I don't see anything in the description that indicates this tool address those problems. For me, those are really the only problems that a DB version control system ought to be focused on. Speed of snapshotting is not all that important in a development environment as you typically work on a cut-down dataset anyway. A minute or so to take a snapshot a few times a day isn't a huge deal, whereas taking more frequent snapshots doesn't seem like something that adds any value, if it doesn't address any of the other problems.

4 comments

"Another issue is non-destructively replaying development changes into test/production environments."

"...you need to maintain referential integrity when replaying those updates/inserts"

I think most of your misgivings about this tool are grounded in the expectation that it would provide merge features like Git. Since it claims to be "git for databases", I suppose that's a fair expectation.

However, the tool does provide the core functionality of Git, which is to implement a tracking system for hash-tagged objects (or, in this case, tables). This does have value. Not only is it faster than standard db dumps, it's also more space-efficient. For some people, this could be really valuable.

I think it's an interesting tool and could serve as a launching point for more powerful/useful functionality.

This sounds like something Sqitch would help with.

http://sqitch.org

FWIW, I found shmig [1] much simpler than sqitch.

Last I used sqitch, it returned a zero value on error, which made me leery of using it for scripted deployments.

[1] https://github.com/naquad/shmig

Please file a bug report. https://github.com/theory/sqitch/issues.
Sqitch sounds like just another migration tool, not a DB change tracking tool.

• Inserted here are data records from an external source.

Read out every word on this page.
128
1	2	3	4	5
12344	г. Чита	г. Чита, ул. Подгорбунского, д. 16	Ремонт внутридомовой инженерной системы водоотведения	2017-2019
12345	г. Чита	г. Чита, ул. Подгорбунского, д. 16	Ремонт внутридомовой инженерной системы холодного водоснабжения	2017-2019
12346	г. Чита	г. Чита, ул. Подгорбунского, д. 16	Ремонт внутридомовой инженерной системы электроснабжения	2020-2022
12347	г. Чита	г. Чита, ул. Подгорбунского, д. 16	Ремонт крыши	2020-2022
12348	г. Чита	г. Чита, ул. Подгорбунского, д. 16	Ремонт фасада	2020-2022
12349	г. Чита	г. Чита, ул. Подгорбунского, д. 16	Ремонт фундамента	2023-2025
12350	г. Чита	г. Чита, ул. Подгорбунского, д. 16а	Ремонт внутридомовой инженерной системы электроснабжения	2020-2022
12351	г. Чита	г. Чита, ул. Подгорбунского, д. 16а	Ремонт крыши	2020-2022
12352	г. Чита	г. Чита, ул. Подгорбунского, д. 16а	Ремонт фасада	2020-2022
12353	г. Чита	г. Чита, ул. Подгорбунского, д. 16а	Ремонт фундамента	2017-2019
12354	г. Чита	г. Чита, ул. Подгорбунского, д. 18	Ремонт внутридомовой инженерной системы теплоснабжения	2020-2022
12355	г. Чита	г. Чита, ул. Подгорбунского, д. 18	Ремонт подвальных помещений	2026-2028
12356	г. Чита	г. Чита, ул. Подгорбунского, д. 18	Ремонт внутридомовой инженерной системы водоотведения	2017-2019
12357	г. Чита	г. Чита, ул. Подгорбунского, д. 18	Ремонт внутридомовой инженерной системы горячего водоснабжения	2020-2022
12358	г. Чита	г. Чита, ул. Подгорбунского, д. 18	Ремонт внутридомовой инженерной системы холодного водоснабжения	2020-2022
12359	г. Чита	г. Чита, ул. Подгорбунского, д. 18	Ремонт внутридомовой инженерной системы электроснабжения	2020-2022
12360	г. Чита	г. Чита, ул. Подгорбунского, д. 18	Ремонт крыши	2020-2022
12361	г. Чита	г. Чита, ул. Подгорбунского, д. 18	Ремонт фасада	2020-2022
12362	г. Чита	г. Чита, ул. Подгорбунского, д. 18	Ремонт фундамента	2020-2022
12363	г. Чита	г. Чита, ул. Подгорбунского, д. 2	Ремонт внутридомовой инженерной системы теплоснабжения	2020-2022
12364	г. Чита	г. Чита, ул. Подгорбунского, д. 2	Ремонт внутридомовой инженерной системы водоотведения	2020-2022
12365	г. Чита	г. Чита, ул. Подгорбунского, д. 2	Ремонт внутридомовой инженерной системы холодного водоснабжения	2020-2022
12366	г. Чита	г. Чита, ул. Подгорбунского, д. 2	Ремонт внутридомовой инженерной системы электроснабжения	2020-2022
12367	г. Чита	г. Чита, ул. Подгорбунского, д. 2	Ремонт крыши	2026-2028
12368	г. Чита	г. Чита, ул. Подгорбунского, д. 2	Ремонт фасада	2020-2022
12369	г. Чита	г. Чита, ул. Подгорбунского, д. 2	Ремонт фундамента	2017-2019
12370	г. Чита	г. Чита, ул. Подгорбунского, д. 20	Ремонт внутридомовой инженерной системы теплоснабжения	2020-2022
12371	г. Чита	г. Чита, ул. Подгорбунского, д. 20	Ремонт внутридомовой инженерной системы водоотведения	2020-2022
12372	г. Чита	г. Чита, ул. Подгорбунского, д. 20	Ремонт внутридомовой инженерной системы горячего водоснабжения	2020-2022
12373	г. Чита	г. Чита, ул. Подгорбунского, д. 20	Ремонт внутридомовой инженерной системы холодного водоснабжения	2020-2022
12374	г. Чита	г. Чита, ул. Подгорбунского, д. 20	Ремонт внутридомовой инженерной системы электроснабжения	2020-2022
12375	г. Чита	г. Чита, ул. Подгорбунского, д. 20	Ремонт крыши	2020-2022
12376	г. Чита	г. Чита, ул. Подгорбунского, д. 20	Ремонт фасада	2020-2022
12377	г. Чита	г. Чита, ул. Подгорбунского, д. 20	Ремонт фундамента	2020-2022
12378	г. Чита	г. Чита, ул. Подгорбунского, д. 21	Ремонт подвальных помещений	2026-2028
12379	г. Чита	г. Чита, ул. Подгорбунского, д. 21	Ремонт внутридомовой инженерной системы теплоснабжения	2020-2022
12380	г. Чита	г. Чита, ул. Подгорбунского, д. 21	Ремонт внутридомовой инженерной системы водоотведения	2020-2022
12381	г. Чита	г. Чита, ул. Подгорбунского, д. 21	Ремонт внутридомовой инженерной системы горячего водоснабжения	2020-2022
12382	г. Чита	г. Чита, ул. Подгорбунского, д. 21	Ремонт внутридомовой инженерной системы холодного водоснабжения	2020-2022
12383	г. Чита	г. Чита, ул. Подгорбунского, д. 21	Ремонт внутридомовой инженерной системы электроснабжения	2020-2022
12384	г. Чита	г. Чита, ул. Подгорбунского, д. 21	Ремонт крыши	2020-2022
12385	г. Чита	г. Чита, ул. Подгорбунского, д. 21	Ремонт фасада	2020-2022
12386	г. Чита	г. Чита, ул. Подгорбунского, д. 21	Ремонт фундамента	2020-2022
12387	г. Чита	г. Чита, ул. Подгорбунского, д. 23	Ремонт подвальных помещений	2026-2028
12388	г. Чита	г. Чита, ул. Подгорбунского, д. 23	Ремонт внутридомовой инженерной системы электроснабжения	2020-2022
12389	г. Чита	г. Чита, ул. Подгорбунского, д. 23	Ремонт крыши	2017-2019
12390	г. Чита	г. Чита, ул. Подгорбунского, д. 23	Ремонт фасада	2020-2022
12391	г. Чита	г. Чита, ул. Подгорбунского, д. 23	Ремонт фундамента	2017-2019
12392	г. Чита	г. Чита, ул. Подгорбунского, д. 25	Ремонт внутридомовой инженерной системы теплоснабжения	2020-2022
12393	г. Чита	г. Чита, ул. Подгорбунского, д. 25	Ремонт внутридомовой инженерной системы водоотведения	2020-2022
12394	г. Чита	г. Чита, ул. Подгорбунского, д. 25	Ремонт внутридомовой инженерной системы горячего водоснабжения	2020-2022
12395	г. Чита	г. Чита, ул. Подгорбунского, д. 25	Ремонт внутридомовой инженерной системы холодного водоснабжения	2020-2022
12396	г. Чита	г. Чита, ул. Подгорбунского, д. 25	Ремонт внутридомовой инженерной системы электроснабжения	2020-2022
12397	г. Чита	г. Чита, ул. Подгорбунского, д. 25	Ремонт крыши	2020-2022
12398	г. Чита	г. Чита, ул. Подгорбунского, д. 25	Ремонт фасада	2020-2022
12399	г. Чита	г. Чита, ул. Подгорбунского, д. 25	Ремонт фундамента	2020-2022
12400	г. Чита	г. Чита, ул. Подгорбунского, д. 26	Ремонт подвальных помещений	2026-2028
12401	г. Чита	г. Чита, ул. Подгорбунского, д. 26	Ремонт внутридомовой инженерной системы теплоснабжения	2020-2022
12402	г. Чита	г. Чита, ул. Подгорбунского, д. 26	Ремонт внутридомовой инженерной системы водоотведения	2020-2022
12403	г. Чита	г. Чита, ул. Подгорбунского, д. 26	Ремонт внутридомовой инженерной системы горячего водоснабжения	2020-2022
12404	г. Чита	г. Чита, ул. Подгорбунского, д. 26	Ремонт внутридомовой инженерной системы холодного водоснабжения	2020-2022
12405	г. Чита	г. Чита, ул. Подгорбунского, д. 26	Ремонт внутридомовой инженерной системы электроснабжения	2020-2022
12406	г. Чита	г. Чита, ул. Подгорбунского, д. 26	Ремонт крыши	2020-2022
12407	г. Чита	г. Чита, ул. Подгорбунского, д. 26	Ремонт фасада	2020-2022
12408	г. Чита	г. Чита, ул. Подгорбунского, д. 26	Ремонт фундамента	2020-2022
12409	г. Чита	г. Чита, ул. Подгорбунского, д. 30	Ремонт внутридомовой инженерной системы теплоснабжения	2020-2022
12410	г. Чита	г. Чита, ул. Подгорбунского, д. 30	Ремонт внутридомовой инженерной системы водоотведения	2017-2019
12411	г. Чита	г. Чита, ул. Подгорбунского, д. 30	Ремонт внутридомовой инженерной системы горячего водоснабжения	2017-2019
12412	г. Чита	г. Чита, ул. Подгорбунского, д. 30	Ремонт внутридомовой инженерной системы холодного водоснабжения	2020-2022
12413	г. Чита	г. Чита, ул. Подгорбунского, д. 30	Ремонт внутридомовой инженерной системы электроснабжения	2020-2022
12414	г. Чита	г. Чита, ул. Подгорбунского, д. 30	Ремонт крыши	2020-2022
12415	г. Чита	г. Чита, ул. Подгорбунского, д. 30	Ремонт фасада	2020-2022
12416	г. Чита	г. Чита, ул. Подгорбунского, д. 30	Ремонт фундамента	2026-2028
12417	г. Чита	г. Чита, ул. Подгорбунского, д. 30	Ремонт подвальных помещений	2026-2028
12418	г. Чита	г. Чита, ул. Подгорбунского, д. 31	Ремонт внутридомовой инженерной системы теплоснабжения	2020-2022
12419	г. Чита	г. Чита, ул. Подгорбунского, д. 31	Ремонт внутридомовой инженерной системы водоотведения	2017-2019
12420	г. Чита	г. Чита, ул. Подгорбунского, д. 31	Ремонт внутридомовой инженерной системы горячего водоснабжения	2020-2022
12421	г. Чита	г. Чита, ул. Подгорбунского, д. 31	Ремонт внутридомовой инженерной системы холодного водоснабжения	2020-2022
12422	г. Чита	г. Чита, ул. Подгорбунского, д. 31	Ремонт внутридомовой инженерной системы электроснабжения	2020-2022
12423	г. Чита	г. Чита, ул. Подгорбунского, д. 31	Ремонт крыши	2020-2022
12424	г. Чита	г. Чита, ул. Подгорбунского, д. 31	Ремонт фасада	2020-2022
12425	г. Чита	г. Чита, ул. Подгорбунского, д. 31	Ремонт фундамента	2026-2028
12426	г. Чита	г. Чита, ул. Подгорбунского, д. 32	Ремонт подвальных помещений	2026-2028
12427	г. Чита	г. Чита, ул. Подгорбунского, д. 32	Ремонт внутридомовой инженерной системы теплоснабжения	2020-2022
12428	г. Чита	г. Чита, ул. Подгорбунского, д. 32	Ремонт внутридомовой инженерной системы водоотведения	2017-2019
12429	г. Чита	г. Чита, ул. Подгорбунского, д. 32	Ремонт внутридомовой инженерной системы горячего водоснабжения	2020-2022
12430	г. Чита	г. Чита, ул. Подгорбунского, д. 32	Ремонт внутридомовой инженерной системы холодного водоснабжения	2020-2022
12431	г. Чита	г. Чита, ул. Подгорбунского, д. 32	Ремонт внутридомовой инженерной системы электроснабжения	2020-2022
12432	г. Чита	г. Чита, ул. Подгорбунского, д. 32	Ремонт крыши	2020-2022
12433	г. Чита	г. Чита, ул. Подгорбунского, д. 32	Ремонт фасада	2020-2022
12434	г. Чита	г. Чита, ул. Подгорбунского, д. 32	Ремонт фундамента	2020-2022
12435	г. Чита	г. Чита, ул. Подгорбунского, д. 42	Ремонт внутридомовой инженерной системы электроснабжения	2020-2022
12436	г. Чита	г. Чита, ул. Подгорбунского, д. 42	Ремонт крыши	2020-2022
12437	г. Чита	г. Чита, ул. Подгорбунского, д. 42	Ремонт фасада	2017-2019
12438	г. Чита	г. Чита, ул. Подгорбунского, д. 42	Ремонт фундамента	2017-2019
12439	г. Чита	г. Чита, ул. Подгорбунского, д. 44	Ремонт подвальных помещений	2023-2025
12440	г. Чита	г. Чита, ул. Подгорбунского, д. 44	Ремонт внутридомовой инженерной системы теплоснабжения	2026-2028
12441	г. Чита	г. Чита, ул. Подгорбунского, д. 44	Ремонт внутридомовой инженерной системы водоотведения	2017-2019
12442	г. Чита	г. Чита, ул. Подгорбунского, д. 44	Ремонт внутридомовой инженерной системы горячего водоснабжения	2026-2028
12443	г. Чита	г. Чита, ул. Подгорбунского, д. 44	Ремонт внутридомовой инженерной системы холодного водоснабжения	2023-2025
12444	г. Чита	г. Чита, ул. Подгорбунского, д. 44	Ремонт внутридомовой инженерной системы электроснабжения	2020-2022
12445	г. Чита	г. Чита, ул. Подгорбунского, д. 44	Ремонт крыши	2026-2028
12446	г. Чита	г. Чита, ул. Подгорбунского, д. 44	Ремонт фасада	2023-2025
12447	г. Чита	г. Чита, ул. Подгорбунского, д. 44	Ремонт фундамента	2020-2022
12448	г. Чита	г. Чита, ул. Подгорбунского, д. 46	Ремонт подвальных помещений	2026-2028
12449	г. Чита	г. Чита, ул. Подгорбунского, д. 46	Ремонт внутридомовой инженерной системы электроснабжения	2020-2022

I have been looking for a tool that will allow me to track, diff and revert changes to the content of specific "business logic" tables so that we can acurately track and test those changes.

It doesn't look like anything like that exists, so eventually I'll have to roll my own.

I back up this recommendation whole-heartedly. Sqitch is a fantastic database tool. I stopped using Rails-type migrations because of it (I write PL/pgSQL functions and wanted a migration tool to handle that well, amongst other reasons.)
I would disagree that referential integrity and schemas are the only issues a DB version control should focus on.

For example, I would be very interested in having git like branching on top of something like this - http://sandbox.substance.io/docs/lorem_ipsum.json. Basically version controlled schemaless object tree.

I recently implemented something like this, backed by mongodb, and by exposing a HTTP api which mimicked git. I had to relax these two requirements, but it is still worth it.

However I would be very much interested in using libgit2 with a database backend instead of filesystem.

EDIT: not affiliated with substance in any way.

You can implement a change DAG for a DB inside the DB. It works pretty well.
What is a change DAG?
A directed graph showing the dependencies between changes.
I'd love a tool that solves that problem. Schema / data / user / permission migrations, support for both production and development environments and integration with CM tools like ansible would be fantastic.